Ich weiß, dass die beiden über mich und meinen Zustand gesprochen haben, obwohl meine Musik auf die höchste Stufe gestellt war und durchgängig lief. Nur kenne ich meine beiden besten Freunde seit vier Jahren und weiß, wann sie über was miteinander reden.

"Da wären wir", stöhnt Nathan, mich die Stufen der Veranda hoch tragend, wo sich auch schon die Haustür öffnet, meine Eltern zu uns eilen.

Mein Vater nimmt mich behutsam an sich, hält mich fest, wobei ich meinen Kopf an seine Brust drücke, mich wieder sicher und geliebt fühle.

Er trägt mich ins Wohnzimmer, Mom, Nathan und Ethan hinter uns. Langsam setzt er meinen Körper auf die Couch, auf der meine Mutter dann gleich neben mir Platz nimmt, seufzend meinen Kopf an ihre Schulter zieht, zärtlich über meinen Kopf streicht.

"Wir schaffen das", murmelt sie zuversichtlich, ruhig. "Gemeinsam, als Familie!"
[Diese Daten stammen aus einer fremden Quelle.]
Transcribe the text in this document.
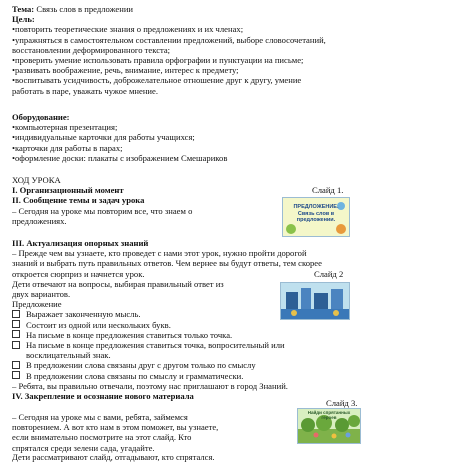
Тема: Связь слов в предложении
Цель:
•повторить теоретические знания о предложениях и их членах;
•упражняться в самостоятельном составлении предложений, выборе словосочетаний,
восстановлении деформированного текста;
•проверить умение использовать правила орфографии и пунктуации на письме;
•развивать воображение, речь, внимание, интерес к предмету;
•воспитывать усидчивость, доброжелательное отношение друг к другу, умение
работать в паре, уважать чужое мнение.
Оборудование:
•компьютерная презентация;
•индивидуальные карточки для работы учащихся;
•карточки для работы в парах;
•оформление доски: плакаты с изображением Смешариков
ХОД УРОКА
I. Организационный момент
II. Сообщение темы и задач урока
– Сегодня на уроке мы повторим все, что знаем о
предложениях.
Слайд 1.
ПРЕДЛОЖЕНИЕ.
Связь слов в
предложении.
III. Актуализация опорных знаний
– Прежде чем вы узнаете, кто проведет с нами этот урок, нужно пройти дорогой
знаний и выбрать путь правильных ответов. Чем вернее вы будут ответы, тем скорее
откроется сюрприз и начнется урок.
Дети отвечают на вопросы, выбирая правильный ответ из
двух вариантов.
Предложение
Выражает законченную мысль.
Состоит из одной или нескольких букв.
На письме в конце предложения ставиться только точка.
На письме в конце предложения ставиться точка, вопросительный или
восклицательный знак.
В предложении слова связаны друг с другом только по смыслу
В предложении слова связаны по смыслу и грамматически.
– Ребята, вы правильно отвечали, поэтому нас приглашают в город Знаний.
IV. Закрепление и осознание нового материала
Слайд 2
Слайд 3.
– Сегодня на уроке мы с вами, ребята, займемся
повторением. А вот кто нам в этом поможет, вы узнаете,
если внимательно посмотрите на этот слайд. Кто
спрятался среди зелени сада, угадайте.
Дети рассматривают слайд, отгадывают, кто спрятался.
Найди спрятанных героев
Die warme Umarmung erwidere ich, versuche meinen schwachen Körper mehr zu ihr zu drehen, die Liebe zurückzugeben, welche sie mir schenkt.

"Es tut mir alles so leid, Mom." Ich kann die Tränen nicht mehr zurückhalten, schluchze in ihre Bluse.

Meine Eltern müssen so viel meinetwegen durchmachen, gleichzeitig ihr eigenes Leben meistern und ich habe mich nie bei ihnen richtig bedankt -so fühlt es sich zumindest gerade an. Habe ich jemals danke gesagt, für ihre Geduld mit mir, ihr Verständnis und ihre Liebe? Nie habe ich erkannt, dass es nichts selbstverständliches sein muss, von jemandem geliebt zu werden.

Nicht jeder liebt dich, doch meine Eltern tun es, seit meiner Geburt, obwohl ich davor schon für Probleme gesorgt habe.

"Schon gut, Honor, schon gut", beruhigt die Frau mich, streicht dabei weiterhin über meinen Kopf. "Alles wird wieder normal."

"Und wenn nicht?", entgegne ich sofort. "Mom, was wenn ich meinen normalen Zustand vor zwei Tagen im Wald verloren habe?"

Immer noch nicht begreife ich ganz, sehe, erkenne was Harry alles mit sich genommen hat, als er mich einfach verließ, ruinierte.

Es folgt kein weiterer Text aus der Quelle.